Actor MLP: Sequential(
  (0): Linear(in_features=316, out_features=512, bias=True)
  (1): ELU(alpha=1.0)
  (2): Linear(in_features=512, out_features=256, bias=True)
  (3): ELU(alpha=1.0)
  (4): Linear(in_features=256, out_features=128, bias=True)
  (5): ELU(alpha=1.0)
  (6): Linear(in_features=128, out_features=39, bias=True)
)
Critic MLP: Sequential(
  (0): Linear(in_features=316, out_features=512, bias=True)
  (1): ELU(alpha=1.0)
  (2): Linear(in_features=512, out_features=256, bias=True)
  (3): ELU(alpha=1.0)
  (4): Linear(in_features=256, out_features=128, bias=True)
  (5): ELU(alpha=1.0)
  (6): Linear(in_features=128, out_features=1, bias=True)
)
Setting seed: 42

If I edit the URDF so that all mimic joints are set to fixed, it seems there is no crash.

System Info

kellyguo11 commented 1 month ago

Hello, the error you are facing generally suggests that there were NaNs propagated into the training pipeline, which could often be a result of instabilities in simulation.
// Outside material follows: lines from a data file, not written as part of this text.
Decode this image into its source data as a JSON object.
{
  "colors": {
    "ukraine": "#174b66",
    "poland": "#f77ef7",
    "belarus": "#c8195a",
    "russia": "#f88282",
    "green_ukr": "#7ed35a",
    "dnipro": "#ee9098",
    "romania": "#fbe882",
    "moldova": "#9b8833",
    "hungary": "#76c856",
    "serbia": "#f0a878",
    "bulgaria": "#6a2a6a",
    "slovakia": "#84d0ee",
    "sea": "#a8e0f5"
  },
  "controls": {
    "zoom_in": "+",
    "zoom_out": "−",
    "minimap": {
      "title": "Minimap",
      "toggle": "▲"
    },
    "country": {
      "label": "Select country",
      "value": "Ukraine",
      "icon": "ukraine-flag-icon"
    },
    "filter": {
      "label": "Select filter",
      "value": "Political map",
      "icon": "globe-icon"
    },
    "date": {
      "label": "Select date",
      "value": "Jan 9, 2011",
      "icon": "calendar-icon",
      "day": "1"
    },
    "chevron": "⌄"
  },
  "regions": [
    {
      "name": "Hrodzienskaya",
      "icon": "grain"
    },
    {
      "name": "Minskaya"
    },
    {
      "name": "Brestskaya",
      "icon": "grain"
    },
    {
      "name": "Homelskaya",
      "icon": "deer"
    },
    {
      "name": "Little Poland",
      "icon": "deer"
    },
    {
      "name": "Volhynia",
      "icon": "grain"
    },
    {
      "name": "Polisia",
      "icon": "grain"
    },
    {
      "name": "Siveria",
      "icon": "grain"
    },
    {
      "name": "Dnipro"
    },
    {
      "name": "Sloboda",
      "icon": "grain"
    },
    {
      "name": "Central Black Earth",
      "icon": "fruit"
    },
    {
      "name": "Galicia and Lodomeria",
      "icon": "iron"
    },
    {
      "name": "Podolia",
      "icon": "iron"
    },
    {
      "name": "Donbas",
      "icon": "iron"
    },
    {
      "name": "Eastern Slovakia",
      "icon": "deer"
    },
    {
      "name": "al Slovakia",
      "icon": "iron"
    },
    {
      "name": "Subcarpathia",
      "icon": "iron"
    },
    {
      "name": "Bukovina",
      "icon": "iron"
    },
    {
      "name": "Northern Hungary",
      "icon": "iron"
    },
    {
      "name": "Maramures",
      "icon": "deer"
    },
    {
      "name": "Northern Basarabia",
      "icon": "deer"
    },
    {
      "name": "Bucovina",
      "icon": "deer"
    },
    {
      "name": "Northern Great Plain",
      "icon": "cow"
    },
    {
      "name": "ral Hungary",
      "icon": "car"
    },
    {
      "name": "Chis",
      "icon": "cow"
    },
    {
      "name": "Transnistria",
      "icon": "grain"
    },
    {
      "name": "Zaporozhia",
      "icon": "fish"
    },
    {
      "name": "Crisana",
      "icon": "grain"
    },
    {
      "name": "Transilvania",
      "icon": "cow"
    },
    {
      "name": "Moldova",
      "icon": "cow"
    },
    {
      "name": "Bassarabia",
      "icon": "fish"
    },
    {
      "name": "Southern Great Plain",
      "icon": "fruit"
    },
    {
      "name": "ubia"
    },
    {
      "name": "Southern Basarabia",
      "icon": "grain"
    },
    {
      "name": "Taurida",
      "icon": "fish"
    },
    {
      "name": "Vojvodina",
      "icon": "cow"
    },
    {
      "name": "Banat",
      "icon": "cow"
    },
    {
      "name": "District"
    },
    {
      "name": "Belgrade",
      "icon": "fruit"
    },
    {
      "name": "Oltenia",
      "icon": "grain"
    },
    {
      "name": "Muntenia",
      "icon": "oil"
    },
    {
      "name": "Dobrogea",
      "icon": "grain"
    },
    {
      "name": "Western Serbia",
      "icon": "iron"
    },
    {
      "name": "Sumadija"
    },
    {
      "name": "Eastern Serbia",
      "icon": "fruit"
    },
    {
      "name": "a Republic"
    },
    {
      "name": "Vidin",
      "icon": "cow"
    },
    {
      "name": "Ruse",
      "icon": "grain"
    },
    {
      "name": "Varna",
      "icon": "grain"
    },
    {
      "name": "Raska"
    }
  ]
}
Tuning mimic joints can be tricky and we have observed cases where mimic joints can cause simulation stability issues. We are working on improving the simulation stability for mimic joints for the next release. In the meantime, it could often be helpful to check for NaNs in the observation terms before passing them to the policy and replacing NaNs with some reasonable value. Sometimes clamping the actions to make sure they are not in an extreme range can also help improve simulation stability.